E se o projeto da produção de cerveja artesanal
retirou muito do tempo para Filipe Moura se dedicar aos ralis por
dentro, a sua paixão de infância falou mais alto quando, em 2018, criou
aquela que entretanto se tornou na maior atração dos ralis na ilha
Terceira: o Altares Crest, designação inglesa para ‘lomba’ nos ralis.
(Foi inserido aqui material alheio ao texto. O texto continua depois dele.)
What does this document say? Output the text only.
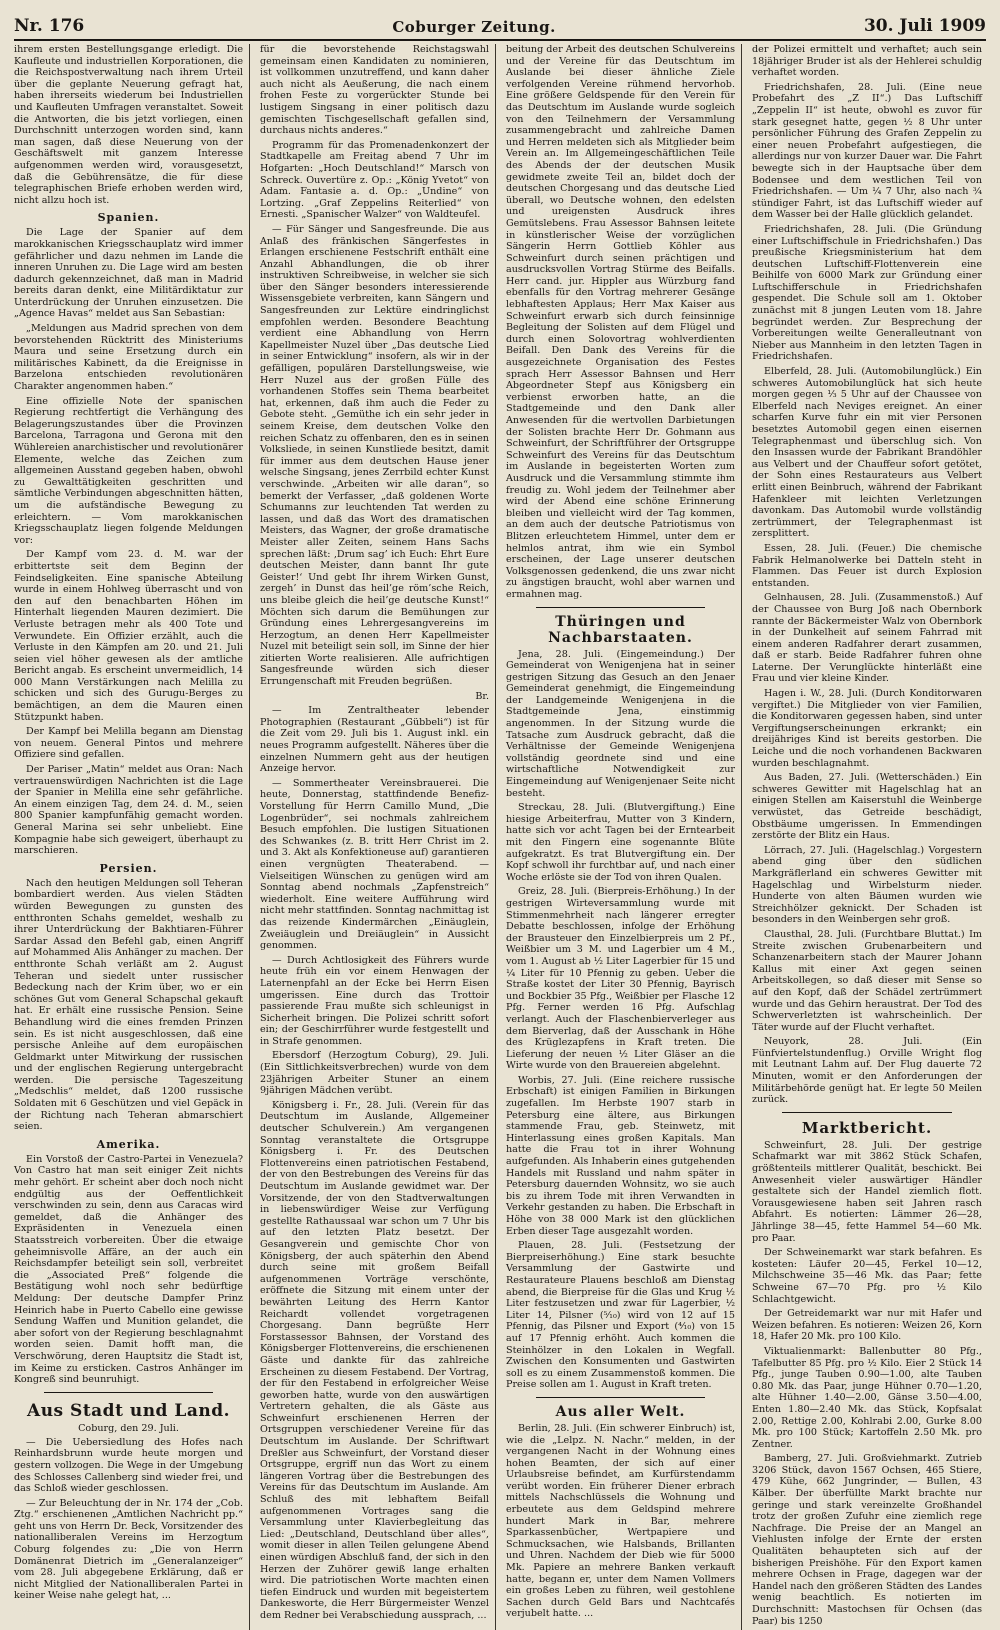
Nr. 176	Coburger Zeitung.	30. Juli 1909

ihrem ersten Bestellungsgange erledigt. Die Kaufleute und industriellen Korporationen, die die Reichspostverwaltung nach ihrem Urteil über die geplante Neuerung gefragt hat, haben ihrerseits wiederum bei Industriellen und Kaufleuten Umfragen veranstaltet. Soweit die Antworten, die bis jetzt vorliegen, einen Durchschnitt unterzogen worden sind, kann man sagen, daß diese Neuerung von der Geschäftswelt mit ganzem Interesse aufgenommen werden wird, vorausgesetzt, daß die Gebührensätze, die für diese telegraphischen Briefe erhoben werden wird, nicht allzu hoch ist.

Spanien.

Die Lage der Spanier auf dem marokkanischen Kriegsschauplatz wird immer gefährlicher und dazu nehmen im Lande die inneren Unruhen zu. Die Lage wird am besten dadurch gekennzeichnet, daß man in Madrid bereits daran denkt, eine Militärdiktatur zur Unterdrückung der Unruhen einzusetzen. Die „Agence Havas“ meldet aus San Sebastian:

„Meldungen aus Madrid sprechen von dem bevorstehenden Rücktritt des Ministeriums Maura und seine Ersetzung durch ein militärisches Kabinett, da die Ereignisse in Barzelona entschieden revolutionären Charakter angenommen haben.“

Eine offizielle Note der spanischen Regierung rechtfertigt die Verhängung des Belagerungszustandes über die Provinzen Barcelona, Tarragona und Gerona mit den Wühlereien anarchistischer und revolutionärer Elemente, welche das Zeichen zum allgemeinen Ausstand gegeben haben, obwohl zu Gewalttätigkeiten geschritten und sämtliche Verbindungen abgeschnitten hätten, um die aufständische Bewegung zu erleichtern. — Vom marokkanischen Kriegsschauplatz liegen folgende Meldungen vor:

Der Kampf vom 23. d. M. war der erbittertste seit dem Beginn der Feindseligkeiten. Eine spanische Abteilung wurde in einem Hohlweg überrascht und von den auf den benachbarten Höhen im Hinterhalt liegenden Mauren dezimiert. Die Verluste betragen mehr als 400 Tote und Verwundete. Ein Offizier erzählt, auch die Verluste in den Kämpfen am 20. und 21. Juli seien viel höher gewesen als der amtliche Bericht angab. Es erscheint unvermeidlich, 14 000 Mann Verstärkungen nach Melilla zu schicken und sich des Gurugu-Berges zu bemächtigen, an dem die Mauren einen Stützpunkt haben.

Der Kampf bei Melilla begann am Dienstag von neuem. General Pintos und mehrere Offiziere sind gefallen.

Der Pariser „Matin“ meldet aus Oran: Nach vertrauenswürdigen Nachrichten ist die Lage der Spanier in Melilla eine sehr gefährliche. An einem einzigen Tag, dem 24. d. M., seien 800 Spanier kampfunfähig gemacht worden. General Marina sei sehr unbeliebt. Eine Kompagnie habe sich geweigert, überhaupt zu marschieren.

Persien.

Nach den heutigen Meldungen soll Teheran bombardiert werden. Aus vielen Städten würden Bewegungen zu gunsten des entthronten Schahs gemeldet, weshalb zu ihrer Unterdrückung der Bakhtiaren-Führer Sardar Assad den Befehl gab, einen Angriff auf Mohammed Alis Anhänger zu machen. Der entthronte Schah verläßt am 2. August Teheran und siedelt unter russischer Bedeckung nach der Krim über, wo er ein schönes Gut vom General Schapschal gekauft hat. Er erhält eine russische Pension. Seine Behandlung wird die eines fremden Prinzen sein. Es ist nicht ausgeschlossen, daß eine persische Anleihe auf dem europäischen Geldmarkt unter Mitwirkung der russischen und der englischen Regierung untergebracht werden. Die persische Tageszeitung „Medschlis“ meldet, daß 1200 russische Soldaten mit 6 Geschützen und viel Gepäck in der Richtung nach Teheran abmarschiert seien.

Amerika.

Ein Vorstoß der Castro-Partei in Venezuela? Von Castro hat man seit einiger Zeit nichts mehr gehört. Er scheint aber doch noch nicht endgültig aus der Oeffentlichkeit verschwinden zu sein, denn aus Caracas wird gemeldet, daß die Anhänger des Expräsidenten in Venezuela einen Staatsstreich vorbereiten. Über die etwaige geheimnisvolle Affäre, an der auch ein Reichsdampfer beteiligt sein soll, verbreitet die „Associated Preß“ folgende die Bestätigung wohl noch sehr bedürftige Meldung: Der deutsche Dampfer Prinz Heinrich habe in Puerto Cabello eine gewisse Sendung Waffen und Munition gelandet, die aber sofort von der Regierung beschlagnahmt worden seien. Damit hofft man, die Verschwörung, deren Hauptsitz die Stadt ist, im Keime zu ersticken. Castros Anhänger im Kongreß sind beunruhigt.

Aus Stadt und Land.
Coburg, den 29. Juli.

— Die Uebersiedlung des Hofes nach Reinhardsbrunn wurde heute morgen und gestern vollzogen. Die Wege in der Umgebung des Schlosses Callenberg sind wieder frei, und das Schloß wieder geschlossen.

— Zur Beleuchtung der in Nr. 174 der „Cob. Ztg.“ erschienenen „Amtlichen Nachricht pp.“ geht uns von Herrn Dr. Beck, Vorsitzender des nationalliberalen Vereins im Herzogtum Coburg folgendes zu: „Die von Herrn Domänenrat Dietrich im „Generalanzeiger“ vom 28. Juli abgegebene Erklärung, daß er nicht Mitglied der Nationalliberalen Partei in keiner Weise nahe gelegt hat, ...

für die bevorstehende Reichstagswahl gemeinsam einen Kandidaten zu nominieren, ist vollkommen unzutreffend, und kann daher auch nicht als Aeußerung, die nach einem frohen Feste zu vorgerückter Stunde bei lustigem Singsang in einer politisch dazu gemischten Tischgesellschaft gefallen sind, durchaus nichts anderes.“

Programm für das Promenadenkonzert der Stadtkapelle am Freitag abend 7 Uhr im Hofgarten: „Hoch Deutschland!“ Marsch von Schreck. Ouvertüre z. Op.: „König Yvetot“ von Adam. Fantasie a. d. Op.: „Undine“ von Lortzing. „Graf Zeppelins Reiterlied“ von Ernesti. „Spanischer Walzer“ von Waldteufel.

— Für Sänger und Sangesfreunde. Die aus Anlaß des fränkischen Sängerfestes in Erlangen erschienene Festschrift enthält eine Anzahl Abhandlungen, die ob ihrer instruktiven Schreibweise, in welcher sie sich über den Sänger besonders interessierende Wissensgebiete verbreiten, kann Sängern und Sangesfreunden zur Lektüre eindringlichst empfohlen werden. Besondere Beachtung verdient eine Abhandlung von Herrn Kapellmeister Nuzel über „Das deutsche Lied in seiner Entwicklung“ insofern, als wir in der gefälligen, populären Darstellungsweise, wie Herr Nuzel aus der großen Fülle des vorhandenen Stoffes sein Thema bearbeitet hat, erkennen, daß ihm auch die Feder zu Gebote steht. „Gemüthe ich ein sehr jeder in seinem Kreise, dem deutschen Volke den reichen Schatz zu offenbaren, den es in seinen Volksliede, in seinen Kunstliede besitzt, damit für immer aus dem deutschen Hause jener welsche Singsang, jenes Zerrbild echter Kunst verschwinde. „Arbeiten wir alle daran“, so bemerkt der Verfasser, „daß goldenen Worte Schumanns zur leuchtenden Tat werden zu lassen, und daß das Wort des dramatischen Meisters, das Wagner, der große dramatische Meister aller Zeiten, seinem Hans Sachs sprechen läßt: ‚Drum sag’ ich Euch: Ehrt Eure deutschen Meister, dann bannt Ihr gute Geister!‘ Und gebt Ihr ihrem Wirken Gunst, zergeh’ in Dunst das heil’ge röm’sche Reich, uns bleibe gleich die heil’ge deutsche Kunst!“ Möchten sich darum die Bemühungen zur Gründung eines Lehrergesangvereins im Herzogtum, an denen Herr Kapellmeister Nuzel mit beteiligt sein soll, im Sinne der hier zitierten Worte realisieren. Alle aufrichtigen Sangesfreunde würden sich dieser Errungenschaft mit Freuden begrüßen.

Br.

— Im Zentraltheater lebender Photographien (Restaurant „Gübbeli“) ist für die Zeit vom 29. Juli bis 1. August inkl. ein neues Programm aufgestellt. Näheres über die einzelnen Nummern geht aus der heutigen Anzeige hervor.

— Sommertheater Vereinsbrauerei. Die heute, Donnerstag, stattfindende Benefiz-Vorstellung für Herrn Camillo Mund, „Die Logenbrüder“, sei nochmals zahlreichem Besuch empfohlen. Die lustigen Situationen des Schwankes (z. B. tritt Herr Christ im 2. und 3. Akt als Konfektioneuse auf) garantieren einen vergnügten Theaterabend. — Vielseitigen Wünschen zu genügen wird am Sonntag abend nochmals „Zapfenstreich“ wiederholt. Eine weitere Aufführung wird nicht mehr stattfinden. Sonntag nachmittag ist das reizende Kindermärchen „Einäuglein, Zweiäuglein und Dreiäuglein“ in Aussicht genommen.

— Durch Achtlosigkeit des Führers wurde heute früh ein vor einem Henwagen der Laternenpfahl an der Ecke bei Herrn Eisen umgerissen. Eine durch das Trottoir passierende Frau mußte sich schleunigst in Sicherheit bringen. Die Polizei schritt sofort ein; der Geschirrführer wurde festgestellt und in Strafe genommen.

Ebersdorf (Herzogtum Coburg), 29. Juli. (Ein Sittlichkeitsverbrechen) wurde von dem 23jährigen Arbeiter Stuner an einem 9jährigen Mädchen verübt.

Königsberg i. Fr., 28. Juli. (Verein für das Deutschtum im Auslande, Allgemeiner deutscher Schulverein.) Am vergangenen Sonntag veranstaltete die Ortsgruppe Königsberg i. Fr. des Deutschen Flottenvereins einen patriotischen Festabend, der von den Bestrebungen des Vereins für das Deutschtum im Auslande gewidmet war. Der Vorsitzende, der von den Stadtverwaltungen in liebenswürdiger Weise zur Verfügung gestellte Rathaussaal war schon um 7 Uhr bis auf den letzten Platz besetzt. Der Gesangverein und gemischte Chor von Königsberg, der auch späterhin den Abend durch seine mit großem Beifall aufgenommenen Vorträge verschönte, eröffnete die Sitzung mit einem unter der bewährten Leitung des Herrn Kantor Reichardt vollendet vorgetragenen Chorgesang. Dann begrüßte Herr Forstassessor Bahnsen, der Vorstand des Königsberger Flottenvereins, die erschienenen Gäste und dankte für das zahlreiche Erscheinen zu diesem Festabend. Der Vortrag, der für den Festabend in erfolgreicher Weise geworben hatte, wurde von den auswärtigen Vertretern gehalten, die als Gäste aus Schweinfurt erschienenen Herren der Ortsgruppen verschiedener Vereine für das Deutschtum im Auslande. Der Schriftwart Dreßler aus Schweinfurt, der Vorstand dieser Ortsgruppe, ergriff nun das Wort zu einem längeren Vortrag über die Bestrebungen des Vereins für das Deutschtum im Auslande. Am Schluß des mit lebhaftem Beifall aufgenommenen Vortrages sang die Versammlung unter Klavierbegleitung das Lied: „Deutschland, Deutschland über alles“, womit dieser in allen Teilen gelungene Abend einen würdigen Abschluß fand, der sich in den Herzen der Zuhörer gewiß lange erhalten wird. Die patriotischen Worte machten einen tiefen Eindruck und wurden mit begeistertem Dankesworte, die Herr Bürgermeister Wenzel dem Redner bei Verabschiedung aussprach, ...

beitung der Arbeit des deutschen Schulvereins und der Vereine für das Deutschtum im Auslande bei dieser ähnliche Ziele verfolgenden Vereine rühmend hervorhob. Eine größere Geldspende für den Verein für das Deutschtum im Auslande wurde sogleich von den Teilnehmern der Versammlung zusammengebracht und zahlreiche Damen und Herren meldeten sich als Mitglieder beim Verein an. Im Allgemeingeschäftlichen Teile des Abends der der deutschen Musik gewidmete zweite Teil an, bildet doch der deutschen Chorgesang und das deutsche Lied überall, wo Deutsche wohnen, den edelsten und ureigensten Ausdruck ihres Gemütslebens. Frau Assessor Bahnsen leitete in künstlerischer Weise der vorzüglichen Sängerin Herrn Gottlieb Köhler aus Schweinfurt durch seinen prächtigen und ausdrucksvollen Vortrag Stürme des Beifalls. Herr cand. jur. Hippler aus Würzburg fand ebenfalls für den Vortrag mehrerer Gesänge lebhaftesten Applaus; Herr Max Kaiser aus Schweinfurt erwarb sich durch feinsinnige Begleitung der Solisten auf dem Flügel und durch einen Solovortrag wohlverdienten Beifall. Den Dank des Vereins für die ausgezeichnete Organisation des Festes sprach Herr Assessor Bahnsen und Herr Abgeordneter Stepf aus Königsberg ein verbienst erworben hatte, an die Stadtgemeinde und den Dank aller Anwesenden für die wertvollen Darbietungen der Solisten brachte Herr Dr. Gohmann aus Schweinfurt, der Schriftführer der Ortsgruppe Schweinfurt des Vereins für das Deutschtum im Auslande in begeisterten Worten zum Ausdruck und die Versammlung stimmte ihm freudig zu. Wohl jedem der Teilnehmer aber wird der Abend eine schöne Erinnerung bleiben und vielleicht wird der Tag kommen, an dem auch der deutsche Patriotismus von Blitzen erleuchtetem Himmel, unter dem er helmlos antrat, ihm wie ein Symbol erscheinen, der Lage unserer deutschen Volksgenossen gedenkend, die uns zwar nicht zu ängstigen braucht, wohl aber warnen und ermahnen mag.

Thüringen und Nachbarstaaten.

Jena, 28. Juli. (Eingemeindung.) Der Gemeinderat von Wenigenjena hat in seiner gestrigen Sitzung das Gesuch an den Jenaer Gemeinderat genehmigt, die Eingemeindung der Landgemeinde Wenigenjena in die Stadtgemeinde Jena, einstimmig angenommen. In der Sitzung wurde die Tatsache zum Ausdruck gebracht, daß die Verhältnisse der Gemeinde Wenigenjena vollständig geordnete sind und eine wirtschaftliche Notwendigkeit zur Eingemeindung auf Wenigenjenaer Seite nicht besteht.

Streckau, 28. Juli. (Blutvergiftung.) Eine hiesige Arbeiterfrau, Mutter von 3 Kindern, hatte sich vor acht Tagen bei der Erntearbeit mit den Fingern eine sogenannte Blüte aufgekratzt. Es trat Blutvergiftung ein. Der Kopf schwoll ihr furchtbar auf, und nach einer Woche erlöste sie der Tod von ihren Qualen.

Greiz, 28. Juli. (Bierpreis-Erhöhung.) In der gestrigen Wirteversammlung wurde mit Stimmenmehrheit nach längerer erregter Debatte beschlossen, infolge der Erhöhung der Brausteuer den Einzelbierpreis um 2 Pf., Weißbier um 3 M. und Lagerbier um 4 M., vom 1. August ab ½ Liter Lagerbier für 15 und ¼ Liter für 10 Pfennig zu geben. Ueber die Straße kostet der Liter 30 Pfennig, Bayrisch und Bockbier 35 Pfg., Weißbier per Flasche 12 Pfg. Ferner werden 16 Pfg. Aufschlag verlangt. Auch der Flaschenbierverleger aus dem Bierverlag, daß der Ausschank in Höhe des Krüglezapfens in Kraft treten. Die Lieferung der neuen ½ Liter Gläser an die Wirte wurde von den Brauereien abgelehnt.

Worbis, 27. Juli. (Eine reichere russische Erbschaft) ist einigen Familien in Birkungen zugefallen. Im Herbste 1907 starb in Petersburg eine ältere, aus Birkungen stammende Frau, geb. Steinwetz, mit Hinterlassung eines großen Kapitals. Man hatte die Frau tot in ihrer Wohnung aufgefunden. Als Inhaberin eines gutgehenden Handels mit Russland und nahm später in Petersburg dauernden Wohnsitz, wo sie auch bis zu ihrem Tode mit ihren Verwandten in Verkehr gestanden zu haben. Die Erbschaft in Höhe von 38 000 Mark ist den glücklichen Erben dieser Tage ausgezahlt worden.

Plauen, 28. Juli. (Festsetzung der Bierpreiserhöhung.) Eine stark besuchte Versammlung der Gastwirte und Restaurateure Plauens beschloß am Dienstag abend, die Bierpreise für die Glas und Krug ½ Liter festzusetzen und zwar für Lagerbier, ½ Liter 14, Pilsner (⁵⁄₁₀) wird von 12 auf 15 Pfennig, das Pilsner und Export (⁴⁄₁₀) von 15 auf 17 Pfennig erhöht. Auch kommen die Steinhölzer in den Lokalen in Wegfall. Zwischen den Konsumenten und Gastwirten soll es zu einem Zusammenstoß kommen. Die Preise sollen am 1. August in Kraft treten.

Aus aller Welt.

Berlin, 28. Juli. (Ein schwerer Einbruch) ist, wie die „Lelpz. N. Nachr.“ melden, in der vergangenen Nacht in der Wohnung eines hohen Beamten, der sich auf einer Urlaubsreise befindet, am Kurfürstendamm verübt worden. Ein früherer Diener erbrach mittels Nachschlüssels die Wohnung und erbeutete aus dem Geldspind mehrere hundert Mark in Bar, mehrere Sparkassenbücher, Wertpapiere und Schmucksachen, wie Halsbands, Brillanten und Uhren. Nachdem der Dieb wie für 5000 Mk. Papiere an mehrere Banken verkauft hatte, begann er, unter dem Namen Vollmers ein großes Leben zu führen, weil gestohlene Sachen durch Geld Bars und Nachtcafés verjubelt hatte. ...

der Polizei ermittelt und verhaftet; auch sein 18jähriger Bruder ist als der Hehlerei schuldig verhaftet worden.

Friedrichshafen, 28. Juli. (Eine neue Probefahrt des „Z II“.) Das Luftschiff „Zeppelin II“ ist heute, obwohl es zuvor für stark gesegnet hatte, gegen ½ 8 Uhr unter persönlicher Führung des Grafen Zeppelin zu einer neuen Probefahrt aufgestiegen, die allerdings nur von kurzer Dauer war. Die Fahrt bewegte sich in der Hauptsache über dem Bodensee und dem westlichen Teil von Friedrichshafen. — Um ¼ 7 Uhr, also nach ¾ stündiger Fahrt, ist das Luftschiff wieder auf dem Wasser bei der Halle glücklich gelandet.

Friedrichshafen, 28. Juli. (Die Gründung einer Luftschiffschule in Friedrichshafen.) Das preußische Kriegsministerium hat dem deutschen Luftschiff-Flottenverein eine Beihilfe von 6000 Mark zur Gründung einer Luftschifferschule in Friedrichshafen gespendet. Die Schule soll am 1. Oktober zunächst mit 8 jungen Leuten vom 18. Jahre begründet werden. Zur Besprechung der Vorbereitungen weilte Generalleutnant von Nieber aus Mannheim in den letzten Tagen in Friedrichshafen.

Elberfeld, 28. Juli. (Automobilunglück.) Ein schweres Automobilunglück hat sich heute morgen gegen ⅓ 5 Uhr auf der Chaussee von Elberfeld nach Neviges ereignet. An einer scharfen Kurve fuhr ein mit vier Personen besetztes Automobil gegen einen eisernen Telegraphenmast und überschlug sich. Von den Insassen wurde der Fabrikant Brandöhler aus Velbert und der Chauffeur sofort getötet, der Sohn eines Restaurateurs aus Velbert erlitt einen Beinbruch, während der Fabrikant Hafenkleer mit leichten Verletzungen davonkam. Das Automobil wurde vollständig zertrümmert, der Telegraphenmast ist zersplittert.

Essen, 28. Juli. (Feuer.) Die chemische Fabrik Helmanolwerke bei Datteln steht in Flammen. Das Feuer ist durch Explosion entstanden.

Gelnhausen, 28. Juli. (Zusammenstoß.) Auf der Chaussee von Burg Joß nach Obernbork rannte der Bäckermeister Walz von Obernbork in der Dunkelheit auf seinem Fahrrad mit einem anderen Radfahrer derart zusammen, daß er starb. Beide Radfahrer fuhren ohne Laterne. Der Verunglückte hinterläßt eine Frau und vier kleine Kinder.

Hagen i. W., 28. Juli. (Durch Konditorwaren vergiftet.) Die Mitglieder von vier Familien, die Konditorwaren gegessen haben, sind unter Vergiftungserscheinungen erkrankt; ein dreijähriges Kind ist bereits gestorben. Die Leiche und die noch vorhandenen Backwaren wurden beschlagnahmt.

Aus Baden, 27. Juli. (Wetterschäden.) Ein schweres Gewitter mit Hagelschlag hat an einigen Stellen am Kaiserstuhl die Weinberge verwüstet, das Getreide beschädigt, Obstbäume umgerissen. In Emmendingen zerstörte der Blitz ein Haus.

Lörrach, 27. Juli. (Hagelschlag.) Vorgestern abend ging über den südlichen Markgräflerland ein schweres Gewitter mit Hagelschlag und Wirbelsturm nieder. Hunderte von alten Bäumen wurden wie Streichhölzer geknickt. Der Schaden ist besonders in den Weinbergen sehr groß.

Clausthal, 28. Juli. (Furchtbare Bluttat.) Im Streite zwischen Grubenarbeitern und Schanzenarbeitern stach der Maurer Johann Kallus mit einer Axt gegen seinen Arbeitskollegen, so daß dieser mit Sense so auf den Kopf, daß der Schädel zertrümmert wurde und das Gehirn heraustrat. Der Tod des Schwerverletzten ist wahrscheinlich. Der Täter wurde auf der Flucht verhaftet.

Neuyork, 28. Juli. (Ein Fünfviertelstundenflug.) Orville Wright flog mit Leutnant Lahm auf. Der Flug dauerte 72 Minuten, womit er den Anforderungen der Militärbehörde genügt hat. Er legte 50 Meilen zurück.

Marktbericht.

Schweinfurt, 28. Juli. Der gestrige Schafmarkt war mit 3862 Stück Schafen, größtenteils mittlerer Qualität, beschickt. Bei Anwesenheit vieler auswärtiger Händler gestaltete sich der Handel ziemlich flott. Vorausgewiesene haben seit Jahren rasch Abfahrt. Es notierten: Lämmer 26—28, Jährlinge 38—45, fette Hammel 54—60 Mk. pro Paar.

Der Schweinemarkt war stark befahren. Es kosteten: Läufer 20—45, Ferkel 10—12, Milchschweine 35—46 Mk. das Paar; fette Schweine 67—70 Pfg. pro ½ Kilo Schlachtgewicht.

Der Getreidemarkt war nur mit Hafer und Weizen befahren. Es notieren: Weizen 26, Korn 18, Hafer 20 Mk. pro 100 Kilo.

Viktualienmarkt: Ballenbutter 80 Pfg., Tafelbutter 85 Pfg. pro ½ Kilo. Eier 2 Stück 14 Pfg., junge Tauben 0.90—1.00, alte Tauben 0.80 Mk. das Paar, junge Hühner 0.70—1.20, alte Hühner 1.40—2.00, Gänse 3.50—4.00, Enten 1.80—2.40 Mk. das Stück, Kopfsalat 2.00, Rettige 2.00, Kohlrabi 2.00, Gurke 8.00 Mk. pro 100 Stück; Kartoffeln 2.50 Mk. pro Zentner.

Bamberg, 27. Juli. Großviehmarkt. Zutrieb 3206 Stück, davon 1567 Ochsen, 465 Stiere, 479 Kühe, 662 Jungrinder, — Bullen, 43 Kälber. Der überfüllte Markt brachte nur geringe und stark vereinzelte Großhandel trotz der großen Zufuhr eine ziemlich rege Nachfrage. Die Preise der an Mangel an Viehlusten infolge der Ernte der ersten Qualitäten behaupteten sich auf der bisherigen Preishöhe. Für den Export kamen mehrere Ochsen in Frage, dagegen war der Handel nach den größeren Städten des Landes wenig beachtlich. Es notierten im Durchschnitt: Mastochsen für Ochsen (das Paar) bis 1250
O
Altares Crest vai buscar a sua inspiração ao famoso ‘Colin’s Crest’, um
espetacular salto na classificativa de Vargasen, no Rali da Suécia,
feito em memória do falecido e carismático piloto britânico, Colin
McRae, campeão do mundo de ralis em 1995.
Filipe Moura teve
oportunidade de ver o Rali da Suécia, uma prova clássica do Campeonato
do Mundo de Ralis, há uns anos atrás e esteve no ‘Colin’s Crest’. Ficou
impressionado com o ‘espetáculo dentro do espetáculo’ que viu e onde
mesmo os ‘frios’ suecos fazem uma festa de fazer inveja aos portugueses,
enquanto se divertem a ver os carros a saltar com as quatro rodas no ar
durante mais de 40 metros.
“Estive lá e vi o ambiente que se vive ali, onde até na neve e com uma pá por cima de três troncos a arder, se assam salsichas”, recorda Filipe Moura.
Regressado à sua freguesia
dos Altares, pensou em fazer algo parecido, que alimentasse a sua paixão
pelos ralis, ainda que do lado de fora e não de dentro. “Eu sou feliz
porque o rali passa-me à porta de casa e aquele salto dos Altares foi
descoberto quando um amigo meu passou ali com um Nissan Micra e quase o
‘desmontava’ quando aterrou... Eu disse então: humm, isto dá salto! E
vamos fazer aqui qualquer coisa”, recorda Filipe Moura.
Também como
no Rali da Suécia, os saltos dos pilotos são medidos para ver quem
ganha no ‘Altares Crest’, mesmo que não ganhe o rali.
O recorde
atual do Altares Crest pertence ao piloto do Team Play/AutoAçoreana
Racing, Diogo Gago, navegado por Victor Calado, que saltou 22 metros e
75 centímetros com o Citroën C3 R5 no Rali Ilha Lilás de 2019.
Conforme
recorda Filipe Moura, com um grupo de amigos ‘carolas’ dos ralis,
“fomos para o meio da mata, preparámos aquilo tudo e fui falar com dois
ou três patrocinadores”.
A ideia, para quem gosta de ralis e sabe a festa que muitos grupos de adeptos fazem na estrada, não podia ser mais perfeita: proporcionar uma zona espetáculo na passagem dos carros, com ótimas condições de visibilidade e com cerveja e churrasco à discrição para 500 pessoas... Isto, claro, com recipientes de lixo e separação de resíduos, para que nada fique no chão a não ser as marcas da borracha dos pneus dos carros de rali. O sucesso da iniciativa foi grande e o Altares Crest veio para ficar, quando a pandemia deixar que as competições automobilísticas regressem às estradas dos Açores e sempre no mesmo espírito apaixonado pelos ralis.
Até porque e conforme
recorda Filipe Moura, foi com uma alegria de criança que ele viu passar o
primeiro carro de ralis a fundo no Altares Crest: “quando fomos com
isto para frente, a maior parte das pessoas dizia-me que os carros não
iriam saltar e não valia a pena o trabalho que tivemos para fazer ali um
anfiteatro natural, mas na primeira vez que um piloto passou lá, que
foi o Luís Rego Jr., e deu um grande salto, eu vim para o meio do
caminho e parecia uma criança a saltar e a esbracejar... Essa imagem
traduz o que foi a concretização do Altares Crest”, conclui.